As maiores consequências passam por um instinto de ligação com tudo o que está a acontecer em lugares diferentes do mundo que lhes chegam através das redes sociais. De repente é toda uma geração a ver eventos através de uma plataforma, seja ela qual for. Isto dá-lhes a visão de um mundo mais coeso, em vez da imensa quantidade de tempo que outras gerações tinham de ultrapassar para receber um terço da mesma informação. Enquanto por um lado há esta enorme conexão, ao mesmo tempo acho que os Millennials estão mais conscientes sobre o que se passa no mundo, porque o facto de termos alta tecnologia a preços acessíveis faz com que sejamos uma geração que tem todos os problemas do mundo no bolso. Neste momento, alguns deles debatem-se com o facto de terem de dar uma volta ao protecionismo dos pais, através do internacionalismo, o que faz com que muitos -enfrentem uma luta interior, porque este não foi o mundo que eles imaginaram enquanto cresciam. Mas, para outros, a grande maioria, a visão sobre a globalização é muito mais pragmática: a globalização é tudo o que eles sempre conheceram, por isso já cresceram a saber que iriam ter de ser da dimensão mundo e não da dimensão cidade.
Quão pesado pode isso tornar-se para estes jovens? Parece que a depressão e a ansiedade são preços a pagar por tanta oferta de possibilidades e de tanta informação.
Absolutamente. O que está a acontecer é que com o crescimento das redes sociais, há uma constante comparação entre as vidas uns dos outros, faz-se a universidade a saber que as coisas a partir daí só vão ser dificultadas, porque também têm informação sobre as más condições que os outros no mundo lá fora estão a enfrentar em que se trabalha tanto e se ganha tão pouco. Tudo isto cria um clima de ansiedade em ser-se bem sucedido, que logicamente atrai uma enorme quantidade de stress a todo este grupo de pessoas. Ainda se torna pior quando outros Millennials estão efetivamente a ter sucesso e partilham isso. Aí começa o processo em que duvidam deles próprios. Imensos estudos à volta da Europa têm mostrado que a ansiedade está presente de uma forma dramática na população dos vinte e poucos anos, que começam a sentir-se presos a uma determinada situação e não conseguem ver-se livres dela.
Em alguns dos vossos estudos fala-se da descrença que estes jovens enfrentam em relação à democracia, sobre o cansaço que sentem face à forma como funciona o sistema. O que se pode esperar dos Millennials enquanto adultos?

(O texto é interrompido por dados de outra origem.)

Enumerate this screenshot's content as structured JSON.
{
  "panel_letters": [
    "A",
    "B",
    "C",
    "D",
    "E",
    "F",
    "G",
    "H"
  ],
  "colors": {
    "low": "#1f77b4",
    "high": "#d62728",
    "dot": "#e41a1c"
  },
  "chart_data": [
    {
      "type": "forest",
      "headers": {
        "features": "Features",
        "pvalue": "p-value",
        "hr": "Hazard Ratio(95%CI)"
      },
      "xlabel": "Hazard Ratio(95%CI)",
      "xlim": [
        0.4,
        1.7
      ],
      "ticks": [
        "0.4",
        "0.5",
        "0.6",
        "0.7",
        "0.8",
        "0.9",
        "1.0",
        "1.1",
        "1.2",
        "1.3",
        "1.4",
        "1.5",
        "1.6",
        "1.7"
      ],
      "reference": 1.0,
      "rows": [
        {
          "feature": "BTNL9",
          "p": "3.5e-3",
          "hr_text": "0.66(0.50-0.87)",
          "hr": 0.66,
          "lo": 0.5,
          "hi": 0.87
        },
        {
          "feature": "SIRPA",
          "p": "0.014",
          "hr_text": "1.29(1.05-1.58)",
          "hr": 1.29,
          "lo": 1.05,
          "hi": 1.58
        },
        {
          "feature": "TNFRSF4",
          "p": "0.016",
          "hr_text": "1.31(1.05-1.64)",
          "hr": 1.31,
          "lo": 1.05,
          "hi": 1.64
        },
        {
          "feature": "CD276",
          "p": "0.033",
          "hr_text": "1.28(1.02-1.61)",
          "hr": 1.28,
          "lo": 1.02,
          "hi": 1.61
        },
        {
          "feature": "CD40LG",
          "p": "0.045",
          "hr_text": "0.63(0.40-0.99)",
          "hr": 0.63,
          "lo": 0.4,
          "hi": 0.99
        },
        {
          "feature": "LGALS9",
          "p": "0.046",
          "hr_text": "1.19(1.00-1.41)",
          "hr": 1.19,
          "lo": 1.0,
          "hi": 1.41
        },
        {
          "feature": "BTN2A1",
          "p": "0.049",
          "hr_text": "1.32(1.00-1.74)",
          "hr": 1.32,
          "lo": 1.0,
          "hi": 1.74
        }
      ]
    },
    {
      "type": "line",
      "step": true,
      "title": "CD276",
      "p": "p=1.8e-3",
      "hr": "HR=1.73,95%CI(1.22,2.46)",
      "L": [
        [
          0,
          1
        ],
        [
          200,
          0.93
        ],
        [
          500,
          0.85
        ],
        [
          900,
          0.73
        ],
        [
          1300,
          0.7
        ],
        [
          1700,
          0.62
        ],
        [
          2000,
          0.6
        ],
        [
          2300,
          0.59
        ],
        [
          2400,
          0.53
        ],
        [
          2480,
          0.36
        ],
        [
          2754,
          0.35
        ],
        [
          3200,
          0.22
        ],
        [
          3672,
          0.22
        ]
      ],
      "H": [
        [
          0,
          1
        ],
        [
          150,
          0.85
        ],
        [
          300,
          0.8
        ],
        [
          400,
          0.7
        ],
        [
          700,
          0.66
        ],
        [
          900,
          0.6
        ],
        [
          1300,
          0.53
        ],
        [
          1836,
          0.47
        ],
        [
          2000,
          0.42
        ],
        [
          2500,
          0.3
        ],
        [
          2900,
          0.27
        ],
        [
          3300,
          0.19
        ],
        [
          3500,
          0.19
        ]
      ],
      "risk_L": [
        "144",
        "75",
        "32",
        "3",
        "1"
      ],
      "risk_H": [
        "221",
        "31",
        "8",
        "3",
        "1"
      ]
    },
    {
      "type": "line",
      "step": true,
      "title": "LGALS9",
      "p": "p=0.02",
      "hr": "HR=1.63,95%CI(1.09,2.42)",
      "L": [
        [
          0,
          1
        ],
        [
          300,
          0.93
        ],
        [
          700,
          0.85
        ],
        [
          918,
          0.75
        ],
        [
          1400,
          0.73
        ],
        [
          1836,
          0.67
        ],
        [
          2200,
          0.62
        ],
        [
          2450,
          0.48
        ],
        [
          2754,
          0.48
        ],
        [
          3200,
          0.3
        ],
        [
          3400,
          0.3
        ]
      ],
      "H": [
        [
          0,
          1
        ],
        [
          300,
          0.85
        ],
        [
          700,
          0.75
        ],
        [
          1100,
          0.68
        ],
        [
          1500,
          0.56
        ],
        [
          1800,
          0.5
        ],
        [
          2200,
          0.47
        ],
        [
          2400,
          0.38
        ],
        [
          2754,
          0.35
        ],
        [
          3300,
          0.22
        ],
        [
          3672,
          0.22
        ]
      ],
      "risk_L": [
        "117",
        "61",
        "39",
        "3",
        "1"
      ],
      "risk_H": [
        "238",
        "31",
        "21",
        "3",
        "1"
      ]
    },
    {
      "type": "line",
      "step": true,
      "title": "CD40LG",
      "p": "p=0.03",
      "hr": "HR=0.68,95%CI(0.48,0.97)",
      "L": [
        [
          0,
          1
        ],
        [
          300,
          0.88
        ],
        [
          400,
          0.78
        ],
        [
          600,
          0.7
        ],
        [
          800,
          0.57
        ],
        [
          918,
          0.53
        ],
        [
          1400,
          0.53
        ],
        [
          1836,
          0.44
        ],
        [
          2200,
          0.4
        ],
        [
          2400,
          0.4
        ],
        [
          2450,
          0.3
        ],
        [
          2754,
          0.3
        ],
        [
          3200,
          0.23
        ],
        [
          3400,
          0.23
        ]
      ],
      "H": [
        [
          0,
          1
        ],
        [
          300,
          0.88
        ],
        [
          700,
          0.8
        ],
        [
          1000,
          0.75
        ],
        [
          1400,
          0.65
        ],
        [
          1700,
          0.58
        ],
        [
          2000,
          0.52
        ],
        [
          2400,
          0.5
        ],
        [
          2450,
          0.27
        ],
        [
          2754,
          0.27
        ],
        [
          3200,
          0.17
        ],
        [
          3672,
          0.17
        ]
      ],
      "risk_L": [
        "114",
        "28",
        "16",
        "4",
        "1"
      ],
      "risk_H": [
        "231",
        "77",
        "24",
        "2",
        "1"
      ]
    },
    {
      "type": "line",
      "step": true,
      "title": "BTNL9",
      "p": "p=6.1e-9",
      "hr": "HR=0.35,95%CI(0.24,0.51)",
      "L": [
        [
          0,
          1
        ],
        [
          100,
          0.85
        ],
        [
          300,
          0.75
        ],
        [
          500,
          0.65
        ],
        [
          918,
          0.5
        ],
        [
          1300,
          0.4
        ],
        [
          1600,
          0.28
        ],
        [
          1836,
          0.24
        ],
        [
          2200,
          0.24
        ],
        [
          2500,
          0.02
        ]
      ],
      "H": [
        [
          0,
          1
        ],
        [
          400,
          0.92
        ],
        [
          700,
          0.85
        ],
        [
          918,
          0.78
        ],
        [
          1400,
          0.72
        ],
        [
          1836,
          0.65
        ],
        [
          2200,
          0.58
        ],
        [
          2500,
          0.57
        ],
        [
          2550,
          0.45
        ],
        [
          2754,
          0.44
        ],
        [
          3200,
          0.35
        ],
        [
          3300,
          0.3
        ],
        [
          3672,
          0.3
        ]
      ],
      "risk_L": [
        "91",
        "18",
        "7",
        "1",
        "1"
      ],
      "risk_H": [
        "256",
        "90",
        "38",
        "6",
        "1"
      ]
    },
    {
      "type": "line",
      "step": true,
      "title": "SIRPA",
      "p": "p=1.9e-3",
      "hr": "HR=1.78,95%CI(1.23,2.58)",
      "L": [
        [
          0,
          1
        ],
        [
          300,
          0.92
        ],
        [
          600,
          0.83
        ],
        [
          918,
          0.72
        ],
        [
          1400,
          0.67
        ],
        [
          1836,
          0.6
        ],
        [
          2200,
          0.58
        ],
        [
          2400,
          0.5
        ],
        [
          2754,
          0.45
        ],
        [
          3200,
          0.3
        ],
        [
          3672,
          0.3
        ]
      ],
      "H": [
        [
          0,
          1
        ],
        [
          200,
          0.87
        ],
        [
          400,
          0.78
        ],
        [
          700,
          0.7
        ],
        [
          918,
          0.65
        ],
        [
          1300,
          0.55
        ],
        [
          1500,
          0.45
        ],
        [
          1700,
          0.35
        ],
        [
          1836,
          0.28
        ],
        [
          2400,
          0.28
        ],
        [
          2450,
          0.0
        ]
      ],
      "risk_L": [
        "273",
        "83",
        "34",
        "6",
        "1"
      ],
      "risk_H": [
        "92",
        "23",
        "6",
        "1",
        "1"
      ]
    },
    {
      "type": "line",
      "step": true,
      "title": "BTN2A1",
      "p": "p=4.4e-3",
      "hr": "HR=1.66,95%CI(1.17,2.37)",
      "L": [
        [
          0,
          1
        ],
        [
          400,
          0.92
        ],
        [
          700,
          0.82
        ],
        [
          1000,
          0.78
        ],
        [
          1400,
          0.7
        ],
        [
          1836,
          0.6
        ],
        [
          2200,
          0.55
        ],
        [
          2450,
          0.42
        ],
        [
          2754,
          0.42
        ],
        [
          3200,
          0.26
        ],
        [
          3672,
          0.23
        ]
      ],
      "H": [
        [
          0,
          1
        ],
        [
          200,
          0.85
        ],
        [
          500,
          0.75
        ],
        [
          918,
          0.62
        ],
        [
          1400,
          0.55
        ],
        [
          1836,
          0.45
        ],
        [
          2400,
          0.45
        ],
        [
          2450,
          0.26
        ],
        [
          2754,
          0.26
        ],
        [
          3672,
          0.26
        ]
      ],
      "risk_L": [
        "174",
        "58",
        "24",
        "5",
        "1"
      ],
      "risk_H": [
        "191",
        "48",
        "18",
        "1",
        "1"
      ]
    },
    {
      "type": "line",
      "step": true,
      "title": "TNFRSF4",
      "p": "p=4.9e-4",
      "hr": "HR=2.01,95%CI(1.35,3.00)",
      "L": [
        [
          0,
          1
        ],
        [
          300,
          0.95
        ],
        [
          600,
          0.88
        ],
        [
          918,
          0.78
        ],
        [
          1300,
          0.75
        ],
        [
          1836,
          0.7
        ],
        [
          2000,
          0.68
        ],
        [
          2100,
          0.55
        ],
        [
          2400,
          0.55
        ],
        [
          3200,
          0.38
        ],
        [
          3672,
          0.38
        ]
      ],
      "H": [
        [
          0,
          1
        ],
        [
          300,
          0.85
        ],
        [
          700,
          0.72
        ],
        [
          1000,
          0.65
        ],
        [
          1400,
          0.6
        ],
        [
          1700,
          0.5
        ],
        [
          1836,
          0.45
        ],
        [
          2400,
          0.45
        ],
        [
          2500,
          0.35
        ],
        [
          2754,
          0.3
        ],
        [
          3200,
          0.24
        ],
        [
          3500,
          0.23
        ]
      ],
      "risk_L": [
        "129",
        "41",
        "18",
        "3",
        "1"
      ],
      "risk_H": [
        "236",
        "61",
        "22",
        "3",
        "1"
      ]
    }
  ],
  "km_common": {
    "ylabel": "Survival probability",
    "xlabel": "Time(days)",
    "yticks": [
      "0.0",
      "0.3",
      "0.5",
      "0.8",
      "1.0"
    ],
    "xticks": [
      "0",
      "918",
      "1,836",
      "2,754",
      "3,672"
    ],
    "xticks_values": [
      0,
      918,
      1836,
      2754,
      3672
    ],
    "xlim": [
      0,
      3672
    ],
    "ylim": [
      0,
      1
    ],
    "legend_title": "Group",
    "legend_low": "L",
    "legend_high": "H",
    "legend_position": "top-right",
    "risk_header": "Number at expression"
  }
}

É verdade que eles reclamam sobre a forma como os países são governados – eles não aceitam o papel que os governos têm na vida deles em termos do que é que os governos vão proporcionar e do que era suposto proporcionarem. E mesmo dentro desta geração há um enorme desentendimento político. Então, vai ser interessante observar se isto se traduz ou não em abstenções gigantes, o que nuns sítios acontece, mas em muitos outros não tem acontecido. Há uma imensa discussão sobre qual é e qual deveria ser o papel do Estado, sobre o grau de satisfação perante os sistemas de liderança, há ainda a presença em protestos e manifestações mas em muitos casos não se vê assim tanta atividade ou a possibilidade de uma revolução de voto através da abstenção.
Mas há agitação política.
Há sim uma grande partilha de opinião através das redes, mas o que eu acho é que assim que eles envelhecerem, que tiverem mais posses e que puderem usufruir de uma maior experiência profissional, então irão exercer maior influência no mundo político e no Estado. Podem ainda não ter as respostas, mas tenho a certeza que nos próximos 10 a 20 anos vamos poder ver a Geração Y a passar da conversa à acção. Aliás, vai ser muito interessante ver as misturas de gerações no mundo político, o que já está a começar a acontecer.
O que tem a dizer aos elementos da sua geração, aos que são bem mais novos que si, que ainda fazem parte daquele grupo que disse estar mais perdido?
A maior lição que aprendi foi a da resiliência. Temos de ser pacientes, tudo leva o seu tempo. Devemos estar abertos a outras formas de pensar, a outras perspetivas. Temos sempre o que aprender com os outros. A vida está longe de ser fácil ou justa, é preciso escolher como lidar com ela, porque essas respostas vão condicionar o resto de toda a nossa vida.